In mid-July, the Bulgarian parliament adopted amendments to the Public Offering of Securities Act (POSA), thus introducing measures into national law for the implementation of  Regulation (EU) 2017/1129 of the European Parliament and of the Council of 14 June 2017 on the prospectus to be published when securities are offered to the public or admitted to trading on a regulated market, and repealing Directive 2003/71/EC (the Regulation).

The main purpose of the Regulation is to facilitate the access of companies, especially small and medium-sized ones, to various forms of financing through the capital market . The Regulation also aims to ensure the necessary level of protection for investors in securities. This is achieved by improving the regulations with respect to the preparation, approval and distribution of the prospectus. The prospectus is published by issuers, bidders and other persons when publicly offering securities or when seeking the admission of securities to trading on a regulated market. As per the amendments in POSA, the prospectus has to be approved by the Financial Supervision Commission (FSC).

Exemptions to the obligation to publish a prospectus

Pursuant to the explicitly provided possibility in Article 3, paragraph 2 of the Regulation, the amendments to the POSA introduce a national exemption from the obligation to publish a prospectus when publicly offering securities. The exemption refers to issues of securities with a total value of less than the BGN equivalent of EUR 3 000 000, calculated for a period of 12 months. Public offering of securities below this threshold without a published prospectus may be carried out only on the territory of Bulgaria and is not subject to certification under Regulation (EU) 2017/1129.
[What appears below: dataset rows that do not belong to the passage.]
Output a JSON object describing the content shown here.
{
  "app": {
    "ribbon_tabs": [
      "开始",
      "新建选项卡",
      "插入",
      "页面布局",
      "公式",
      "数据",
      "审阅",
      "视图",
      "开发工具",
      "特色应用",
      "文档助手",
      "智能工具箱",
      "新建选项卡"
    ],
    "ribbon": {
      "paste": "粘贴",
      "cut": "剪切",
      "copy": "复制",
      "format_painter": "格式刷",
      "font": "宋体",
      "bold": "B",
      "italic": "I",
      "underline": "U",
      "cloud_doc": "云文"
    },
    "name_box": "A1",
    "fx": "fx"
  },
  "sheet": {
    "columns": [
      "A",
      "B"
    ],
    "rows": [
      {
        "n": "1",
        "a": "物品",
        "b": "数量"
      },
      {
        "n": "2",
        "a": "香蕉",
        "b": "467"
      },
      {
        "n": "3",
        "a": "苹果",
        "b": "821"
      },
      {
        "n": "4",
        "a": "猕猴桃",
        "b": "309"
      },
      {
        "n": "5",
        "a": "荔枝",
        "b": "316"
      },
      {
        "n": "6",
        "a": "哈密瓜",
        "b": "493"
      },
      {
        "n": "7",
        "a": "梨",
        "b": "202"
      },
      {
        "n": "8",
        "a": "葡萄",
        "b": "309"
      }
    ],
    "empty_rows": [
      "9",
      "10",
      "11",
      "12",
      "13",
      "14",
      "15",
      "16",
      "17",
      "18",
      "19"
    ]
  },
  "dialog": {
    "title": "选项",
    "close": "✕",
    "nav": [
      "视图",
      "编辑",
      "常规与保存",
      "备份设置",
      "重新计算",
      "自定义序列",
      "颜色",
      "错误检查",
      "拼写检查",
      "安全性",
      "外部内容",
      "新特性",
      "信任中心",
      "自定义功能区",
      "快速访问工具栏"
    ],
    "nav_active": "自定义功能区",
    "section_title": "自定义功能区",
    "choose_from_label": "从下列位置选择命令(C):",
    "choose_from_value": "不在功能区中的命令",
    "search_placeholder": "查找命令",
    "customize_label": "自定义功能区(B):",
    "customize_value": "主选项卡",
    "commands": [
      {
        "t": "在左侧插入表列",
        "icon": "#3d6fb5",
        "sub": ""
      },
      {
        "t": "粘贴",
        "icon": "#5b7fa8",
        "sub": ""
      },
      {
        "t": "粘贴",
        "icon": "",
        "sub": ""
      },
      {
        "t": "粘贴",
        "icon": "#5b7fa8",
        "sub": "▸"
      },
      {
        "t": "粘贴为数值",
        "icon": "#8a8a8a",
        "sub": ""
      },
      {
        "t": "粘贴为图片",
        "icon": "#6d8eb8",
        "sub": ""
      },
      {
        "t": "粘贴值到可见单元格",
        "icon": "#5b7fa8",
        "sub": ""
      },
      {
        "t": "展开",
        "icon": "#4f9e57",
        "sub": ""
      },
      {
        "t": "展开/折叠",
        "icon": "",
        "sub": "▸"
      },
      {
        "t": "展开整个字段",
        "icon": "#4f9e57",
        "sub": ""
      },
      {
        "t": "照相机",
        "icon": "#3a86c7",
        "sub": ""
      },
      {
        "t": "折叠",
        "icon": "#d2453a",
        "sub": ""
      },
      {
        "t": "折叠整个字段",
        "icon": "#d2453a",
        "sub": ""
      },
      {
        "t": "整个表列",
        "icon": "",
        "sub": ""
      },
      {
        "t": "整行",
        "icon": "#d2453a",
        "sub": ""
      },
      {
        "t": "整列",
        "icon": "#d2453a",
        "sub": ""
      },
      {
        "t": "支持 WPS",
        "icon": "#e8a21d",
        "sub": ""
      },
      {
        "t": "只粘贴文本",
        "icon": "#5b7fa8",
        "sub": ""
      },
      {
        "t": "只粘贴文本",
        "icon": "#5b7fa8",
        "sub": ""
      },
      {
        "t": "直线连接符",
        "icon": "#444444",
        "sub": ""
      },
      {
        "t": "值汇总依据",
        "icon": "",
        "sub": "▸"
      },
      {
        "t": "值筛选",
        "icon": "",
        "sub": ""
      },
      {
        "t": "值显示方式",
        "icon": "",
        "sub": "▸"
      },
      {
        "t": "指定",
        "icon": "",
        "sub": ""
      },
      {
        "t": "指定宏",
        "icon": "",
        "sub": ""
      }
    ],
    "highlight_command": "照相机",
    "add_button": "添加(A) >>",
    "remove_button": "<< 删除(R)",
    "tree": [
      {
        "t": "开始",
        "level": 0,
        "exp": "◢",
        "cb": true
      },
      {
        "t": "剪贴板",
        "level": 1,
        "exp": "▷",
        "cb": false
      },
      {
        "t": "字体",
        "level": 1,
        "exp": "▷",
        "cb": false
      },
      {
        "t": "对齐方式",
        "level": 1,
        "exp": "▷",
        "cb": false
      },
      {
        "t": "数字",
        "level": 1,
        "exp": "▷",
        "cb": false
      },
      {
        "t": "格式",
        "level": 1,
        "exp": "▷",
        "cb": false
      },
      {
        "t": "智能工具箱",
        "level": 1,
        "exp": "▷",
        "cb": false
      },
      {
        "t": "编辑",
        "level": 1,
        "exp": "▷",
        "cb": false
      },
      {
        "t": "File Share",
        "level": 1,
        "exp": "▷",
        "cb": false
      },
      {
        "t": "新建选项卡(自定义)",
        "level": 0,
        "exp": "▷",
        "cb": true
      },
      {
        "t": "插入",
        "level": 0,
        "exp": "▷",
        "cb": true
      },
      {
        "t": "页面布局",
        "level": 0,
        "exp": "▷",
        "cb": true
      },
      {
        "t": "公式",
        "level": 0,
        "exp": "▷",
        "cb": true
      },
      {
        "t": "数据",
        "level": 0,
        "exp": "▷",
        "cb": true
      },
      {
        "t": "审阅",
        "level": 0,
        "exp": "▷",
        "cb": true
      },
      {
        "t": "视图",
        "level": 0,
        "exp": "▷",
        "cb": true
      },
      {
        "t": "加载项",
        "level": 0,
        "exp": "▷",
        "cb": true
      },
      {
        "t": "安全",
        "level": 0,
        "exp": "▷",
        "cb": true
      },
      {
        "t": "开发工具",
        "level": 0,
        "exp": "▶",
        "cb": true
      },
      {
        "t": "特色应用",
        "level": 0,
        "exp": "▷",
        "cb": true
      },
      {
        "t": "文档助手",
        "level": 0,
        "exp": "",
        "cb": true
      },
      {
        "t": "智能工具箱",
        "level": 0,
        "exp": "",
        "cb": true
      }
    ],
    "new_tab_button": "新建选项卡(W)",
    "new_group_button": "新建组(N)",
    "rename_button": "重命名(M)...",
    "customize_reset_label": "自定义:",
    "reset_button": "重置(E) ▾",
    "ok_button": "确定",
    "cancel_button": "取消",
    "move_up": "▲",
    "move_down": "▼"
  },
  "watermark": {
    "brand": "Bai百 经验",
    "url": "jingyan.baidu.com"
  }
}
In case of public offering of a securities issue with a total value of less than the BGN equivalent of EUR 3 000 000, admission to trading of a multilateral trading facility is requested. Instead of a prospectus, the issuer or the offeror should prepare a document according to the rules of the multilateral trading facility and present it to the FSC no later than 5 working days before the securities are admitted to trading.

In case of public offering of a securities issue with a total value of less than the BGN equivalent of EUR 3 000 000, and when no admission is requested to trading on a regulated market or to a multilateral trading facility, instead of a prospectus, respectively a document for admission to trade, the issuer prepares and publishes a document for public offering with a simplified form and content.

For securities without public offering, but with request for admission to trading of a multilateral trading system, a document is prepared in accordance with the rules of the system. In these cases, the POSA and the Regulation do not apply to the admission to trading.   

Obligation for the publication of a prospectus

With the purpose of informing potential investors, disclosure requirements are introduced, which do not represent a disproportionate administrative burden for issuers.

When public offering of securities above the threshold of the BGN equivalent of EUR 3 000 000 requires the admission to trading of a multilateral trading facility, a prospectus should be prepared and approved. If the issuer meets the requirements of Article 15 of the Regulation, the issuer may draw up an EU growth prospectus with the content set out in Commission Delegated Regulation (EU) 2019/980 of 14 March 2019 supplementing Regulation (EU) 2017/1129.

In order to ensure the protection of the interests of investors, it is suggested that prior to publication, the public offering document be submitted to the FSC. In order to alleviate the administrative burden for issuers, the FSC does not provide for the deliberate approval of the public offering document, but at the same time mechanisms and powers are provided for the FSC to intervene if the information needs to be supplemented.